US-German scene comparisons

November 4, 2006

The Goethe Institute site has two articles on “deutsche mangaka”– both in English, which is a rare sight, but very appreciated.

The article about Christina Plaka (author of Yonen Buzz, being released by Tokyopop.de and Tokyopop US) touches upon a key point in the production of “original German manga”…

…[it] involves not only adhering closely to the Japanese aesthetic, but also adopting the authentic reading direction for manga.

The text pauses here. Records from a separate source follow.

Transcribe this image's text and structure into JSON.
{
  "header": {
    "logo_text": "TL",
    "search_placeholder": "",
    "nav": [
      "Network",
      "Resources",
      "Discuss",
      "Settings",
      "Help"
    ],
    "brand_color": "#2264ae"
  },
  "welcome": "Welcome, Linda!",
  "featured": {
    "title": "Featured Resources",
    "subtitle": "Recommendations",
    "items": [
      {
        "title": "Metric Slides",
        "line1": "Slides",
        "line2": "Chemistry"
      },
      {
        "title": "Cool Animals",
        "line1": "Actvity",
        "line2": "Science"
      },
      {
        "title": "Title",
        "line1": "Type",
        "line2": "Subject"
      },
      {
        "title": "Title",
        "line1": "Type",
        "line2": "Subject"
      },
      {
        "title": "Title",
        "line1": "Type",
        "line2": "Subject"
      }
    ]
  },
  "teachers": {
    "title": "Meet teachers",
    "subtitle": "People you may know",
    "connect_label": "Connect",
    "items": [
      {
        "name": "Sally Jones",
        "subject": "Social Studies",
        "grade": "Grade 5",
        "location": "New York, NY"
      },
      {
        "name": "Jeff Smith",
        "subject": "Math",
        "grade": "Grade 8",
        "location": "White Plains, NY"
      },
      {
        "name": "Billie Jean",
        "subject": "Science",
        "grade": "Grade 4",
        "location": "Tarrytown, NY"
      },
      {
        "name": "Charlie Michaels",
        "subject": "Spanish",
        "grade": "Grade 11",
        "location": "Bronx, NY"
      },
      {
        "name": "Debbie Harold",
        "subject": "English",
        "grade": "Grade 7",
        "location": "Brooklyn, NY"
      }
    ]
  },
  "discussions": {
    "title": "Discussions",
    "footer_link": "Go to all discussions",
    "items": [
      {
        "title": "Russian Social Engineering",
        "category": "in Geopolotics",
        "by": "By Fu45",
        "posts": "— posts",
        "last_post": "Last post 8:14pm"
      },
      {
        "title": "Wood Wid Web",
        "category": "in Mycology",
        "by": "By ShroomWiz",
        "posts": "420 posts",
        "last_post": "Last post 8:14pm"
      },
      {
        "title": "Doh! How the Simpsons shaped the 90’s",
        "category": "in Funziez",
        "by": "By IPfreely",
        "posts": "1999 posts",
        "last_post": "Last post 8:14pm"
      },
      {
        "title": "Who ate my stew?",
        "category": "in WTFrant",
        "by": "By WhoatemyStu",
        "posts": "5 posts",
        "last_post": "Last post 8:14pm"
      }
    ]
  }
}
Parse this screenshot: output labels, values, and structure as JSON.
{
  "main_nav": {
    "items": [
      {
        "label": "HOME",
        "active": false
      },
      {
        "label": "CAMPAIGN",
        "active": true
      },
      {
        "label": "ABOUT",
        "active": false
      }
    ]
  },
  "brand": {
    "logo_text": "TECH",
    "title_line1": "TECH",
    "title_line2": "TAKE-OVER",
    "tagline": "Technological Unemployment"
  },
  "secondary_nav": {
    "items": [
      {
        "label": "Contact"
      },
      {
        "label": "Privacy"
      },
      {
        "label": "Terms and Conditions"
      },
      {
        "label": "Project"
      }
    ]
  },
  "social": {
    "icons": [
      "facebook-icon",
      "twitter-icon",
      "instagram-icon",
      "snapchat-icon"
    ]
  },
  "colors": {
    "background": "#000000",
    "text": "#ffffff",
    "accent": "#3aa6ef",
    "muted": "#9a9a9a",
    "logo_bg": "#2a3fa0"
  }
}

I’ve yet to see any of the backlash in the German scene that American authors have to deal with if they even mention wanting to work right-to-left.  This is somewhat confusing, considering the publishers- Tokyopop US is very adament about its global manga being left-to-right, but all of the “home-grown” manga Tokyopop.de has put out so far have been done right to left. This is the same with CarlsenComics and EMA- all global works are in the Japanese reading direction, and the only exceptions I know of come from smaller, indie-publishers (Es war Keinmal, from Schwarzer Turm, etc)… which is almost the opposite of the American scene.
A number of publishers have also published global manga that take place in Japan (In the End, from Tokyopop.de, and Y-Square and Jibun Jishin, both from CarlsenComics), a concept that is openly frowned upon in the US-scene.  Yonen Buzz, often called the first German manga, also takes place in Japan- the series also happens to be the first German work to be brought over to America by Tokyopop.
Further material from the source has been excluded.